Geht das Jahr 2022 als annus horribile in die europäische Geschichte ein? Krieg in der Ukraine, Inflation, Energieknappheit und dann am Ende des Jahres noch ein handfester Korruptionsskandal, in dessen Mittelpunkt die griechische Sozialdemokratin Eva Kaili, Vizepräsidentin des Parlaments, steht. 2022, das nach Corona wieder die Leichtigkeit des Lebens zurückbringen sollte, war für mich in der Tat ein annus horribile.
Der brutale russische Angriff auf die Ukraine hat uns Europäerinnen und Europäer sowie viele Menschen in der Welt in diesem Jahr zutiefst erschüttert. Krieg mitten in Europa nach 70 Jahren Frieden und Freiheit macht fassungslos. Bis heute schockieren uns die Bilder von den Gräueltaten russischer Soldaten, dem sinnlosen Töten, Morden und Zerstören. Dankbar bin ich für die große Solidarität und Hilfsbereitschaft vieler Menschen gegenüber den Ukrainerinnen und Ukrainern, die vor dem Krieg zu uns geflohen sind.

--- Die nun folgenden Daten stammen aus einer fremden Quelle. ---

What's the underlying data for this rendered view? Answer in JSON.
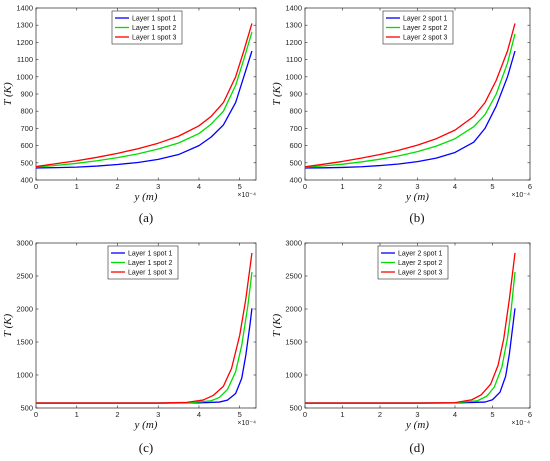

Bis heute stehen die Europäer geschlossen solidarisch an der Seite der Ukraine. Wir haben als Europäer mit Wirtschaftssanktionen ungeahnten Ausmaßes auf den russischen Angriffskrieg reagiert. Wir haben Mittel für die Ukraine, auch zum Kauf von Waffen, bereitgestellt und der Ukraine eine EU-Beitrittsperspektive eröffnet.
Die Auswirkungen des Ukraine-Krieges treffen auch uns in Bayern unmittelbar: Jeder Haushalt und jedes Unternehmen ist durch die horrenden Energiepreise betroffen. Die Achillesferse der EU ist die Energieversorgung. Was haben wir in Europa unternommen, um die Preise in den Griff zu bekommen? Wir haben die Mitgliedstaaten gezwungen, ihre Gasspeicher zu füllen. Die EU bietet an, gemeinsam am Weltmarkt Gas einzukaufen, um bessere Konditionen zu bekommen. Wir arbeiten an neuen Referenzwerten für die Festsetzung des Strom- und Gaspreises.
Gemeinsam mit meinen Kolleginnen und Kollegen in der CSU-Europagruppe habe ich auch mit Nachdruck ein Belastungsmoratorium für unsere Betriebe gefordert. Neue legislative Vorschläge dürfen keine neuen Belastungen für unsere Betriebe vorsehen. Wichtig ist zudem, aus dem Angriffskrieg auch langfristig die richtigen Schlüsse zu ziehen. Europa braucht endlich eine gemeinsame Außenpolitik, die diesen Namen verdient. Wir müssen insoweit von der Einstimmigkeit zu Mehrheitsentscheidungen bei den Mitgliedstaaten kommen. Ein „Weiter so“ darf es nicht geben. Auch die militärische Zusammenarbeit innerhalb der Union und der NATO muss gestärkt werden. Außerdem müssen wir uns unabhängiger machen. Dies betrifft nicht nur Rohstoffe wie Gas, Öl und Kohle aus Russland, sondern beispielsweise auch Hochtechnologiegüter wie Computer-Chips.
Im vergangenen Jahr haben wir die Wirtschaft in der EU mit vielen Klima-Maßnahmen auf Nachhaltigkeit ausgerichtet. Bei den Beratungen über die den sog. Green Deal war mir wichtig, dass wir bei der Umsetzung der ambitionierten Klimaziele auf marktwirtschaftliche Lösungen und Technologieneutralität setzen. Deshalb habe ich auch gegen das Aus für den Verbrennungsmotor gestimmt, den Grüne, Linke, Sozialdemokraten und große Teile der europäischen Liberalen letztlich gegen die Stimmen von uns in der EVP-Fraktion durchgesetzt haben.
Auch im digitalen Bereich haben wir die Europäische Union vorangebracht. Mit neuen europäischen Regulierungen werden Verbraucherinnen und Verbraucher mehr Wahlfreiheit bekommen, Plattform-Betreiber stärker in die Pflicht genommen und mit dem sog. Data Governance Act wird die Datennutzung und das Datenteilen erleichtert. Zudem gibt es künftig ein einheitliches Ladekabel.